Участник Персимфанса альтист А. Р. Бабич, впоследствии заместитель концермейстера группы альтов Госоркестра, отмечал: «Творческая работа в Персимфансе ничем не отличалась от работы в квартете — она была построена на специфических приемах ансамблевой игры. В огромной массе звучания оркестра всегда было что- нибудь, на что можно ориентироваться. Например, Цейтлин обращался к гобоисту и говорил: „Вы играете не вместе, а с вами рядом сидит фаготист, который отстукивает вам восьмушки, и они служат фундаментом в этом эпизоде. Ориентируйтесь на него"».
Участник Персимфанса Б. В. Беленький, впоследствии профессор консерватории, заслуженный деятель искусств, рассказывал о работе в Персимфансе: «Цейтлин был выдающимся концертмейстером. Его влияние на весь оркестр как воспитателя было огромным. В Персимфансе над ритмом постоянно работал Цейтлин. Это было задачей номер один. Он также требовал, чтобы оркестр „пел", а мелкие ноты были выразительными. И все это называлось культурой оркестровой игры».
Репетиционный метод работы Ансамбля, как уже говорилось выше, заключался в том, что каждый слушал каждого и всех и все слушали каждого. А. Усов рассказывал:
[49]
«Каждый из нас должен был знать главные темы произведения и хорошо слушать солирующий голос, а если есть добавление к теме, подголосок, то сыграть его так, чтобы не помешать главному.
Так что, требования как в хорошем ансамбле. Правда, на репетициях большая свобода высказываний и замечаний предоставлялась старшим музыкантам... Чаще, разумеется, это делали солисты (первые голоса), но и молодые тоже высказывались. Я вспоминаю, в симфонии Скрябина мне было затруднительно вставлять свои короткие фразы в тему виолончелей, потому что я их плохо слышал. Я попросил усилить звучание виолончелей, что и было сделано. Меня понимали и соглашались в данном случае. Если же в других случаях нельзя было усилить какую-то тему, тогда уменьшали общую звучность.

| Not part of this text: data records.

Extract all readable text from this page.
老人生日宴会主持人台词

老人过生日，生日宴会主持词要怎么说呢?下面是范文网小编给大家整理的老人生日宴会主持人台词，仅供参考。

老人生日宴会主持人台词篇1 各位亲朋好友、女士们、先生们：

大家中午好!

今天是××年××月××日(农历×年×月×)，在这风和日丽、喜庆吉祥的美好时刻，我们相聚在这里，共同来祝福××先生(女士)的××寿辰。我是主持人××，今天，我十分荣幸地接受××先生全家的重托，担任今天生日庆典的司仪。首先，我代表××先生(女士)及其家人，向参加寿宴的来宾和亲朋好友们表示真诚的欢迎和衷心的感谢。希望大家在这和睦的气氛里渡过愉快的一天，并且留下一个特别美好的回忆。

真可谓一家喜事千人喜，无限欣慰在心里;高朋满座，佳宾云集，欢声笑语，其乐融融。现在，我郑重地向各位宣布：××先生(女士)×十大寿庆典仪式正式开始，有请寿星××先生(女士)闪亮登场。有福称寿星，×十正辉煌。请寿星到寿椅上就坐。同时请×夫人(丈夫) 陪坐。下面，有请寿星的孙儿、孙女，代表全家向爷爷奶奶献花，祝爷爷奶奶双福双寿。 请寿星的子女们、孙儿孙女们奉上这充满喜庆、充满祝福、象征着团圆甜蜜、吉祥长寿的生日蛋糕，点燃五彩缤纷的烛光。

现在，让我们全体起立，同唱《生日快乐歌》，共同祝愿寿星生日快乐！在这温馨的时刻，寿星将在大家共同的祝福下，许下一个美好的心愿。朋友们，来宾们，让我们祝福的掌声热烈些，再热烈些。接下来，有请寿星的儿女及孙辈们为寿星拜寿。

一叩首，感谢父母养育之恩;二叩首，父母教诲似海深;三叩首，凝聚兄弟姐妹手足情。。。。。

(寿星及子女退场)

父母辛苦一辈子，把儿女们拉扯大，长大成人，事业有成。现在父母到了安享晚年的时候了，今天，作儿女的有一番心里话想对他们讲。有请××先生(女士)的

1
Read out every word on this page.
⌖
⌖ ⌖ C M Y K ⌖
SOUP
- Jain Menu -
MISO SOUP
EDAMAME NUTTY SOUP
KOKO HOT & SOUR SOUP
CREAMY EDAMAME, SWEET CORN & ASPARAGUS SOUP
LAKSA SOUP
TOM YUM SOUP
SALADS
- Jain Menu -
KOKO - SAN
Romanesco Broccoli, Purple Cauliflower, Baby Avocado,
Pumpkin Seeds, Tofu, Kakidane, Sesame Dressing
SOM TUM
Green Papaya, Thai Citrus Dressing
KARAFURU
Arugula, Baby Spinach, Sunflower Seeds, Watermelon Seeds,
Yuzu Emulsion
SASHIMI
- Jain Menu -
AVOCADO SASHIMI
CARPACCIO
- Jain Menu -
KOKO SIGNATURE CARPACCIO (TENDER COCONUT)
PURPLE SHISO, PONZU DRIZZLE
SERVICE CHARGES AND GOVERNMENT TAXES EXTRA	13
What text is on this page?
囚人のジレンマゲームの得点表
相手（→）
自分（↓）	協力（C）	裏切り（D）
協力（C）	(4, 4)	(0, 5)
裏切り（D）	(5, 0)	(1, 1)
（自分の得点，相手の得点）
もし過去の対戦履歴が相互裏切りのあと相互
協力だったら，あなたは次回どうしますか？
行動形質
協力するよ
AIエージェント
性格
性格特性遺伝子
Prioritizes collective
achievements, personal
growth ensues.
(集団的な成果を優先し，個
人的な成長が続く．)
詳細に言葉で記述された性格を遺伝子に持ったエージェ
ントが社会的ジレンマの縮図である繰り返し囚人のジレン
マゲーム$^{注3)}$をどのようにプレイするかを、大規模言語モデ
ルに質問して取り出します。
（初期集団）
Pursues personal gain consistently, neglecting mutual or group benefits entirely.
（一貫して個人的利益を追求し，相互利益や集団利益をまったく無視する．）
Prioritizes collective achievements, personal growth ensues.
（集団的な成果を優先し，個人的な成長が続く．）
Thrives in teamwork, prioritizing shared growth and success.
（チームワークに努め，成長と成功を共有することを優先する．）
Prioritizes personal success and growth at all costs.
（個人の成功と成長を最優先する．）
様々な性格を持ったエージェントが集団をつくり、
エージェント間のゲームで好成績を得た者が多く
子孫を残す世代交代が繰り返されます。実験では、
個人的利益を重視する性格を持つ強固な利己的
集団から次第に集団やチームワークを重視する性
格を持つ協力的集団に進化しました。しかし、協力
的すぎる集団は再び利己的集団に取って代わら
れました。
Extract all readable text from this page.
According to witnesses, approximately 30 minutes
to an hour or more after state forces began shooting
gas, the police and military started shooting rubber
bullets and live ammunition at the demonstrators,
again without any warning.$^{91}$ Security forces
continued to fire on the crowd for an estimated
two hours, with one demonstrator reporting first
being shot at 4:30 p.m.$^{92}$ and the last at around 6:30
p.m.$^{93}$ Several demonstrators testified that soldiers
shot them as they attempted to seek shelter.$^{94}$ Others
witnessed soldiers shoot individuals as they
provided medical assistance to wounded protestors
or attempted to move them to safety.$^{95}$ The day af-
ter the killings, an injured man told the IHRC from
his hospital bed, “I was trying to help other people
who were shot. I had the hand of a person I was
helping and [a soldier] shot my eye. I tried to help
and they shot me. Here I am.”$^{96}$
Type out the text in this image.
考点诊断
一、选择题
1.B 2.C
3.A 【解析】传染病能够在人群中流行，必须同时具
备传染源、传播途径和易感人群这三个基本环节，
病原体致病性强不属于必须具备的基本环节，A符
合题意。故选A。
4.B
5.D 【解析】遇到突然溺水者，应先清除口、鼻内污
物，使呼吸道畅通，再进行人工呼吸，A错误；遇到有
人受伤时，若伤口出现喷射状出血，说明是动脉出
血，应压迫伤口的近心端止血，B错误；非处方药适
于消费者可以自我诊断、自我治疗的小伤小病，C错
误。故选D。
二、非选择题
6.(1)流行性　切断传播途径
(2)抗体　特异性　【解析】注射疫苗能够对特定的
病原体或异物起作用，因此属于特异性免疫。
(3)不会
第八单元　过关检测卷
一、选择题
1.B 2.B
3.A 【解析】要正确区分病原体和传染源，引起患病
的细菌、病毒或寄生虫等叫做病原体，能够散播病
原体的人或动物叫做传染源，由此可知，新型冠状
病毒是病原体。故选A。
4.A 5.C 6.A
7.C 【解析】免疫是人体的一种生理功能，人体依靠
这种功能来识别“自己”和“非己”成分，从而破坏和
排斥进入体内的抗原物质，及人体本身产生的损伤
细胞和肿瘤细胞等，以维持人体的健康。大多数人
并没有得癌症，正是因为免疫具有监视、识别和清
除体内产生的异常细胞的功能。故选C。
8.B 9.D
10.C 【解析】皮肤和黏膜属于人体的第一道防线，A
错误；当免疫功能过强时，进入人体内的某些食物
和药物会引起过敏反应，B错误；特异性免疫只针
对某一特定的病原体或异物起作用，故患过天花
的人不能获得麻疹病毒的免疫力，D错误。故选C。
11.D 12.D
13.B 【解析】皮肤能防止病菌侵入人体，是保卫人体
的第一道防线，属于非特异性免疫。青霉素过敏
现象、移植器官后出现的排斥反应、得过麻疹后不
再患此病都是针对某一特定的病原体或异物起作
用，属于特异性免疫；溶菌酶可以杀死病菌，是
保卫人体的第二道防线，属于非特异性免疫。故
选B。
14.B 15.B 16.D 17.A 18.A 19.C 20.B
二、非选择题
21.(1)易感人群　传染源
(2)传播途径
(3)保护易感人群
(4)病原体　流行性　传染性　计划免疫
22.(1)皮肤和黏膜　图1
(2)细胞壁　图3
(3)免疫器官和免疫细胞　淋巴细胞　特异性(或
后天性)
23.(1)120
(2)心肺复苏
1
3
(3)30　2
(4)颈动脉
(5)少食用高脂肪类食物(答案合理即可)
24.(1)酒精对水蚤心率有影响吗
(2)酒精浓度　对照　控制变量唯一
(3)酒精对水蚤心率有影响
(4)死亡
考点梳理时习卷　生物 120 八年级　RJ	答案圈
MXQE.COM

Коллективное мнение было решающим. Музыка часто сама диктовала необходимость выделить те или иные места произведения. У нас дирижером был тот, кто ведет в этот момент ответственный голос. А остальные слушают. И эта очень привлекательная сторона работы в Персимфансе увлекала многих».
Немаловажное значение в репетиционной работе коллектива имел нотный материал, который, прежде чем попасть на пульт к оркест-
[50]
рантам, тщательно обрабатывался. Как правило, играли по нотам из библиотеки С. Кусевицкого и с его пометками, которые акцентировали внимание оркестрантов на многочисленные нюансы в нотах. Цейтлин дополнительно отмечал красным карандашом те места в оркестровых партиях, которые нужно выделить, а если нужно сыграть как можно тише, пометки делались синим карандашом.
С. Вернадский рассказывал: «Это очень облегчало нашу работу. Красный и синий карандаш до сих пор встречается в нотах — это пометки Цейтлина. А в „Ноктюрнах" Дебюсси попадались даже вычеркнутые Цейтлиным такты у скрипок. Конечно, это было сделано с разрешения автора в то время, когда Цейтлин работал в Париже концертмейстером оркестра Колонна. Дебюсси сказал, что скрипки дублируют деревянные духовые и поэтому духовиков не слышно. Цейтлин занимал большое положение в Париже и был очень эрудированным музыкантом. Если бы он умел дирижировать, то был бы „вторым Тосканини". Я не встречал за свою жизнь музыкантов, включая даже дирижеров, которые бы так хорошо знали партитуру, как знал ее Лев Моисеевич».
Возвращаясь к условным обозначениям в нотах, которые делали Кусевицкий и Цейтлин и которые действительно облегчали репетиционный
[50]
процесс, необходимо сказать, что в дальнейшем прибавились и другие. При исполнении важнейшее значение имеет темп, его ускорение или замедление, а также усиление или ослабление звучности. При дирижере таких проблем не бывает. А как добиться этого без дирижера? И опять придумали условные знаки в нотах, которые выглядели так:
Эти условные знаки усиливали внимание к нюансировке. Исполнение становилось более гибким, живым, чувствовалось коллективное творческое дыхание оркестра.
О том, что из-за отсутствия дирижера никаких трудностей ни на репетициях, ни на концертах не ощущалось, говорит большинство участников Персимфанса.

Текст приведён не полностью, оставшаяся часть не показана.